Isaiah Livers is terrible. This is the end of the post, NBA scouts. Promise.
Anyway: since Big Ten play resumed Livers is 7/9 on twos and 7/8 on threes. He's also a clear upgrade from Duncan Robinson in all non-scoring ways. I think MGoBlog says this every 30 seconds, but it's past time to start him and let Robinson return to the microwave role he's excellent in.
This seems to be happening functionally: Livers as played 27 minutes against Purdue and Iowa. Now if Robinson could get his minutes when the opposition has 7th and 8th guys on the floor that would be *kisses fingers*.
7'3" guy on 2 guard [Campredon]
Panic on the streets of Lafayette. I don't know if Matt Painter's constant absurd switching was brilliant or idiotic. It was both? At the same time? Probably? Yes. It oscillated wildly between those two states on possession to possession basis.
On some possessions Michigan would stare blankly into the middle distance for 25 seconds before Charles Matthews thundered at a 7'2" or 7'3" guy with little success. On others Zavier Simpson would check to make sure he had the laces right on the basketball—another good Dakich catch—before lifting up in front of a helpless Isaac Haas.
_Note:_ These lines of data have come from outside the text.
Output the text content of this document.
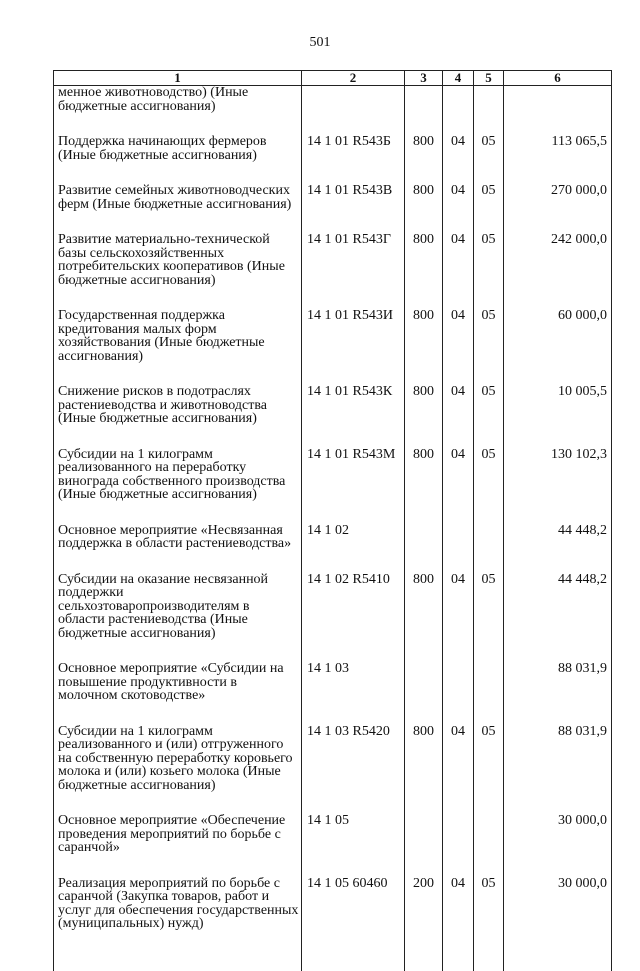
501
1	2	3	4	5	6
менное животноводство) (Иные бюджетные ассигнования)					

Поддержка начинающих фермеров (Иные бюджетные ассигнования)	14 1 01 R543Б	800	04	05	113 065,5

Развитие семейных животноводческих ферм (Иные бюджетные ассигнования)	14 1 01 R543В	800	04	05	270 000,0

Развитие материально-технической базы сельскохозяйственных потребительских кооперативов (Иные бюджетные ассигнования)	14 1 01 R543Г	800	04	05	242 000,0

Государственная поддержка кредитования малых форм хозяйствования (Иные бюджетные ассигнования)	14 1 01 R543И	800	04	05	60 000,0

Снижение рисков в подотраслях растениеводства и животноводства (Иные бюджетные ассигнования)	14 1 01 R543К	800	04	05	10 005,5

Субсидии на 1 килограмм реализованного на переработку винограда собственного производства (Иные бюджетные ассигнования)	14 1 01 R543М	800	04	05	130 102,3

Основное мероприятие «Несвязанная поддержка в области растениеводства»	14 1 02				44 448,2

Субсидии на оказание несвязанной поддержки сельхозтоваропроизводителям в области растениеводства (Иные бюджетные ассигнования)	14 1 02 R5410	800	04	05	44 448,2

Основное мероприятие «Субсидии на повышение продуктивности в молочном скотоводстве»	14 1 03				88 031,9

Субсидии на 1 килограмм реализованного и (или) отгруженного на собственную переработку коровьего молока и (или) козьего молока (Иные бюджетные ассигнования)	14 1 03 R5420	800	04	05	88 031,9

Основное мероприятие «Обеспечение проведения мероприятий по борьбе с саранчой»	14 1 05				30 000,0

Реализация мероприятий по борьбе с саранчой (Закупка товаров, работ и услуг для обеспечения государственных (муниципальных) нужд)	14 1 05 60460	200	04	05	30 000,0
Michigan seemed to figure it out in the second half when they made their push to tie, and then it evaporated late on two or three horrendous offensive possessions, any one of which could have produced a game-winning basket.
I don't know. It's weird and desperate and I feel like if Michigan saw that kind of thing on a regular basis they'd destroy it. Since they don't you get a lot of isolation plays from a team that doesn't have a lot of good iso players, and the offense can turn into a confused slog. The rematch should be fascinating.
Teske is a dude. Michigan got a fast break bucket in the second half largely because Jon Teske was the tallest tree around; he emerged to get a DREB that looked more like an OREB because he was swarmed with dudes. That was a four-point swing. His extended PT in the second half saw Michigan get a point closer to Purdue, and while he didn't score his two OREBs and generally excellent defense were critical.
I don't think it's an exaggeration to say Michigan loses by ten if you replace Teske with Mark Donnal.
DREBs closer to real. In a similar vein: Michigan won the rebounding battle against Purdue with a 34% OREB rate vs Purdue's 24%. This isn't quite as much of an upset as it might seem like. Despite having the two biggest guys in the conference, Purdue's pretty meh on the boards.
They're not bad enough that Michigan will turn up its nose at a W in that category. You might want to sit down for this: Michigan is currently the best DREB team in Big Ten play. Please tell me you're not reading this while driving oh no you hit a tree.
A brief scheduling note. Michigan played Jacksonville during their annual Very Bad Team Invitational in December. This is going to be a boat anchor all year as the Dolphins trundle towards an 11-20 record, per Kenpom.
Purdue, on the other hand, scheduled Lipscomb. Lipscomb is also an Atlantic Sun team, but they're projected to win the conference. They've played four major-conference teams and lost by 22, 23, 10, and 22, but if and when they're 22-7 at the end of the year against a schedule virtually identical to Jacksonville they're going to be much less of an RPI disaster.
Michigan should be scheduling the Lipscombs of the world.